In summary, the fundamental difference between wide tables and narrow tables is whether each row stores a single collected metric or all collected metrics. In production environments, narrow table solutions are not recommended. How can the issues caused by wide tables be addressed? Let’s analyze the problems wide tables may encounter and their solutions.

Challenges of Wide Tables

  1. Fixed Schema: Adding new columns to a wide table requires an ALTER TABLE ADD COLUMN operation, which can be slow and block read/write operations when the table is very large, impacting business operations.
  2. Differences and Missing Metrics: Although devices of the same category are stored in the same table, the sets of metrics for different device models may vary. For example, early-purchased devices may not collect humidity data, resulting in NULL values for humidity metrics for such devices. Additionally, data loss may occur during data collection and transmission, such as when a metric is not collected, leading to NULL values. Another scenario is when metrics are collected at different frequencies, which can also result in NULL values. NULL data does not occupy zero storage space. Based on the internal storage structure of Heap tables, once a row contains a NULL value, it will incur additional storage space equivalent to the number of columns multiplied by 8 bytes.
  3. Column limit: YMatrix's HEAP tables inherit from PostgreSQL, where each table is limited to a maximum of 1,600 columns. In scenarios where the number of collected metrics reaches several thousand, this limitation cannot be directly accommodated.

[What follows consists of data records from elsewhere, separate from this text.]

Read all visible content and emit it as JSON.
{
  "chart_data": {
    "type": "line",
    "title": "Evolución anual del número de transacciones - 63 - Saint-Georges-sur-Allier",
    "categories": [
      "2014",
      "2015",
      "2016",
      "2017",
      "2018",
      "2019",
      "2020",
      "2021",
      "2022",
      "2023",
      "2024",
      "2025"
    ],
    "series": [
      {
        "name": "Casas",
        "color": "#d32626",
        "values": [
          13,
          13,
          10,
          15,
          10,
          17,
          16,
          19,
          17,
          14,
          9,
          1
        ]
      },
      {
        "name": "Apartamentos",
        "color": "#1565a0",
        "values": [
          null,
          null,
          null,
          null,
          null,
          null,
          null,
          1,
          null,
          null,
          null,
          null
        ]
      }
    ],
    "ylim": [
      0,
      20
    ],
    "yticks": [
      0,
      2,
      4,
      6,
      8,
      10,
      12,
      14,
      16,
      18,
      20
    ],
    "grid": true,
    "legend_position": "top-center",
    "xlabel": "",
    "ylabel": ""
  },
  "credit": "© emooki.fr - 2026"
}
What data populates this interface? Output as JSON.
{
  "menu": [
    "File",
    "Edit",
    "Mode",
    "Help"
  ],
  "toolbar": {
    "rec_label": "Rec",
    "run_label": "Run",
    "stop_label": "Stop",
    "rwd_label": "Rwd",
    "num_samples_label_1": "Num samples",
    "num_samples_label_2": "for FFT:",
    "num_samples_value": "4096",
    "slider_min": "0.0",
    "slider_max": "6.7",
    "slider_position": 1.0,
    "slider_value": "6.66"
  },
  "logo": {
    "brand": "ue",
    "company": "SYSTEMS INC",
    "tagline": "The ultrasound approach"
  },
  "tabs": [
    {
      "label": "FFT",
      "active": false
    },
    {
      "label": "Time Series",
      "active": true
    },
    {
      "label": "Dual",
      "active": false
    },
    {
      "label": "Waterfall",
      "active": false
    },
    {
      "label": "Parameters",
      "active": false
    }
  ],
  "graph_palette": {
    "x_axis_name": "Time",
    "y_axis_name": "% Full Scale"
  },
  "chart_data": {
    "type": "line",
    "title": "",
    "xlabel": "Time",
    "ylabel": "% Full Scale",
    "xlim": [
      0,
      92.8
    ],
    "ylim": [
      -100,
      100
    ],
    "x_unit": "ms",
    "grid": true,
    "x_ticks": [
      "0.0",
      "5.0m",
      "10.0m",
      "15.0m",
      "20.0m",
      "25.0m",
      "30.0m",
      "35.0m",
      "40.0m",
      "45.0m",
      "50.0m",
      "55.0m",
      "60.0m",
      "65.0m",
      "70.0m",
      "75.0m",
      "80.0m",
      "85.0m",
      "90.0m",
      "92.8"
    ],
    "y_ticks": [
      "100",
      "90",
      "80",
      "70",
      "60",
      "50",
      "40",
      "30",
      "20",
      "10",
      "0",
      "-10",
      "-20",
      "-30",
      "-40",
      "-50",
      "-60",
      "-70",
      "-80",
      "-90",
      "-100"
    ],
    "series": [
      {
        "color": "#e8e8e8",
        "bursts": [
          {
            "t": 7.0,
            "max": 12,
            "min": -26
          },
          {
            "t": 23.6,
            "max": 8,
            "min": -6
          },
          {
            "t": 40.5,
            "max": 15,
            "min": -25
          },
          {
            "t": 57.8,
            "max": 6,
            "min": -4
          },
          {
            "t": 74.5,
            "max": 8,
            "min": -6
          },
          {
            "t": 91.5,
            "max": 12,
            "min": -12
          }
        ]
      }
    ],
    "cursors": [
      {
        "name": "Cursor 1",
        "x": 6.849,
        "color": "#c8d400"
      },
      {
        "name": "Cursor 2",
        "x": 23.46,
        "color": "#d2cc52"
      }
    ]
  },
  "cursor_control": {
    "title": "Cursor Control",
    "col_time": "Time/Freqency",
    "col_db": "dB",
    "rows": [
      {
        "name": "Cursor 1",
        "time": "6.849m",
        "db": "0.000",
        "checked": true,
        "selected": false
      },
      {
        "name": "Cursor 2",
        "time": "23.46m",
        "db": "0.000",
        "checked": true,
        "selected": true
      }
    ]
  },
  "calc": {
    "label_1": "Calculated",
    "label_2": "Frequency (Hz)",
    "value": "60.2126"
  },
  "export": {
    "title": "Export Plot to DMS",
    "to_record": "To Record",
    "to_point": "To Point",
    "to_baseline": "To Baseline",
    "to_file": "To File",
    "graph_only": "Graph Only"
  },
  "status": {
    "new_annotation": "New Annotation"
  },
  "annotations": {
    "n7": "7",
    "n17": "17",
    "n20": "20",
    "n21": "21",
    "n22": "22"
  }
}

To address the above challenges, YMatrix has developed the mxkv high-performance KV data type, which allows arbitrary expansion of the number of columns and, similar to the JSON type, offers significantly higher performance than JSON.

After using mxkv, the table can be designed as follows:

Device ID Metric Timestamp
1 {“temperature”:29.2,‘wind’:3.2,“humidity”:55} 2021-11-16 13:57:13
2 {“temperature”:21.5,‘wind’:8.5,“humidity”:35} 2021-11-16 13:57:13
......

However, mxkv is not a panacea. While it offers decent read/write performance in HEAP tables, it has the following drawbacks:

  1. It is not conducive to column compression. Cold data ultimately needs to be placed in the MARS2 table for compression, and MARS2 is a mixed row-column storage, while mxkv is still row-based internally.
  2. Currently, mxkv does not support merge operations, so it is not possible to merge new data into the table in a single operation during updates. Instead, the old data must be retrieved and manually merged together.

3. Summary

  1. YMatrix is a relational database that requires the use of a relational model to establish the data model, and it is recommended to use wide tables.
  2. Device information must be stored in a separate device table and associated with the metric table via ID to reduce redundancy.
  3. The mxkv type addresses issues such as fixed relational table schemas, column count limitations, and NULL values, but it is currently not conducive to compressed storage.